Qu'est-ce
que le trans-humanisme ? Ce trans-humanisme, en un mot
(ou en deux) apparaît aujourd'hui comme l'avenir de l'humanité.
On peut le considérer aussi, comme la nouvelle frontière à
conquérir ou dépasser, voire également comme la nouvelle
religion de la science ?
Certains n'y verront,
avec une certaine justesse, que la résurgence de
l'eugénisme du début du vingtième siècle, celui qui prônait,
justement “l’homme nouveau”. Ce concept correspondait bien à
l'idée que certains se faisaient de "l'homme".
A
y regarder de plus près, ce phénomène ne serait
donc que la matérialisation d'une vision matérialiste et mécaniste
de l'humain. Cette conception s'oppose à un autre schéma
: celui qui dispose d’une approche organique du monde, et
de l'humain qui y participe. Nous retrouvons une fois encore cette
dualité de représentations. Elle nous accompagne et
nous suit partout. C'est un fait.
Ainsi,
assistons nous à une montée de réactions individuelles,
constituant, en tant que telles, une tentative de secours présumés.

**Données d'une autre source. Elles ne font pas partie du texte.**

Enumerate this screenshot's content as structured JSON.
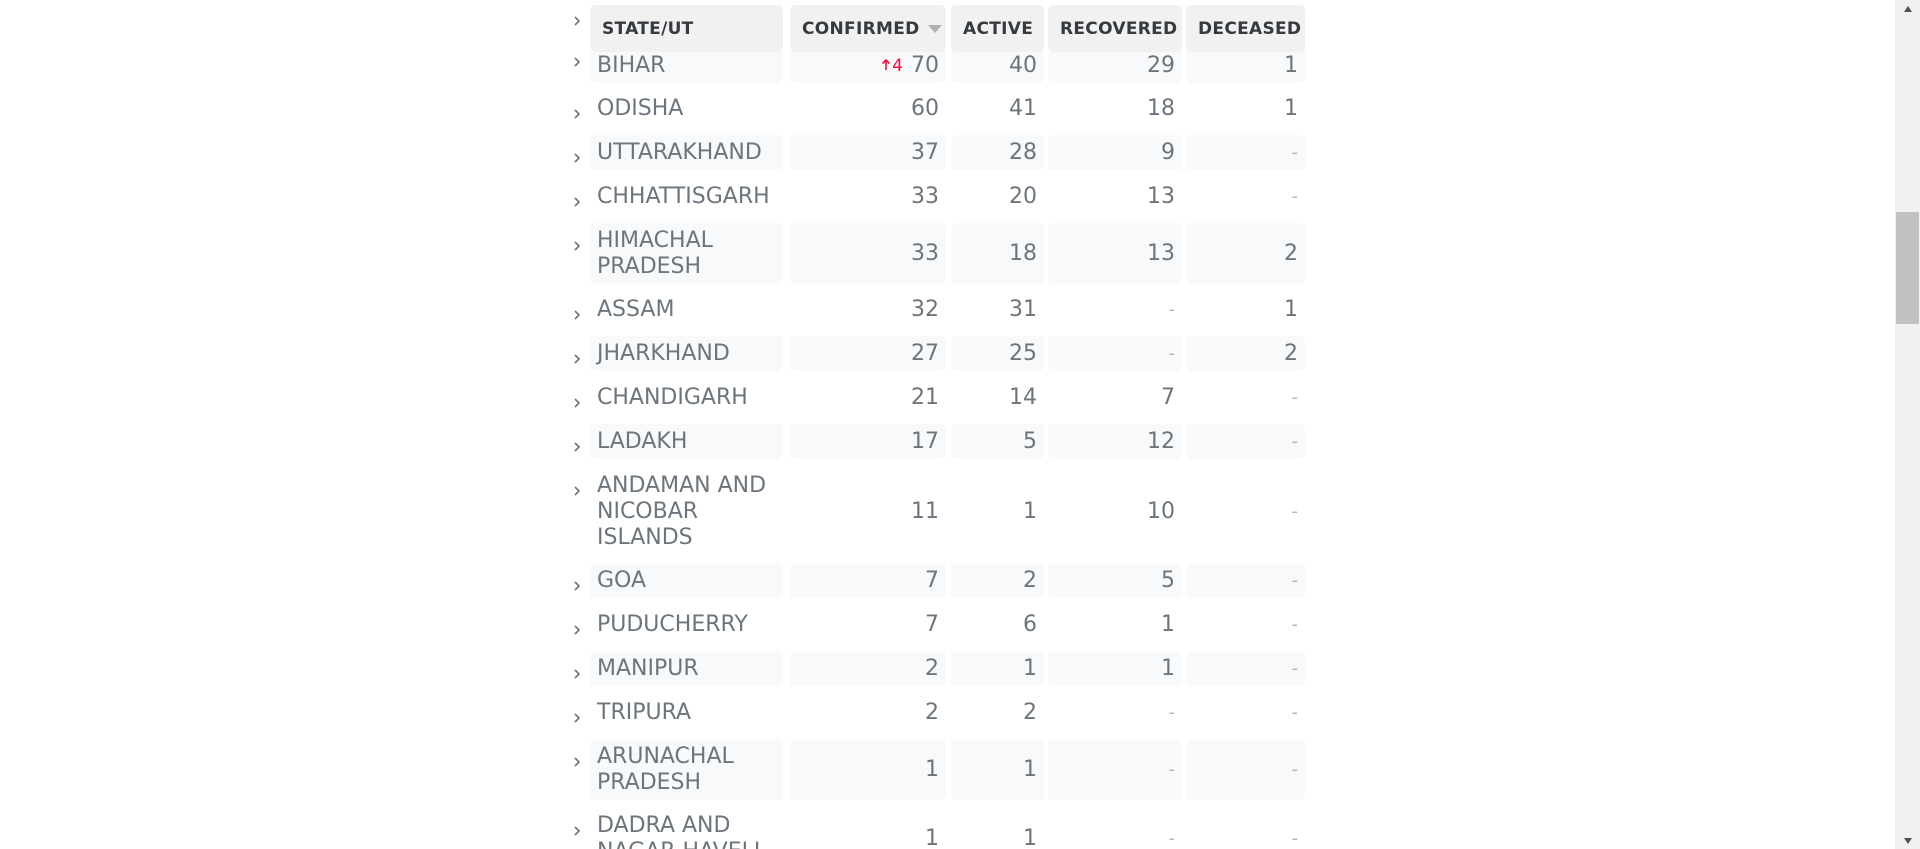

La “bouée”, ou la roue de secours ne peuvent pas être à
l’échelle des enjeux sociétaux.
Face
à une mondialisation qui les rend perdants, nombre de personnes
pensent que des solutions personnelles et individuelles sont
les plus appropriées. Le progrès, ou réputé
tel, ne porte plus le projet de l'humanité. Il faut donc se
l'approprier ou s'en dégager, pour tenter de “s’en sortir”.
C’est dans ces conditions que chacune et chacun tente de
“maintenir la tête hors de l’eau” par ses propres moyens,
(et/ou pour son propre compte).
A force
de voir des individus prendre sans vergogne possession de la planète,
la réaction ordinaire est de "faire pareil", de s'en
sortir par soi même, de ne plus faire appel à qui que ce soit.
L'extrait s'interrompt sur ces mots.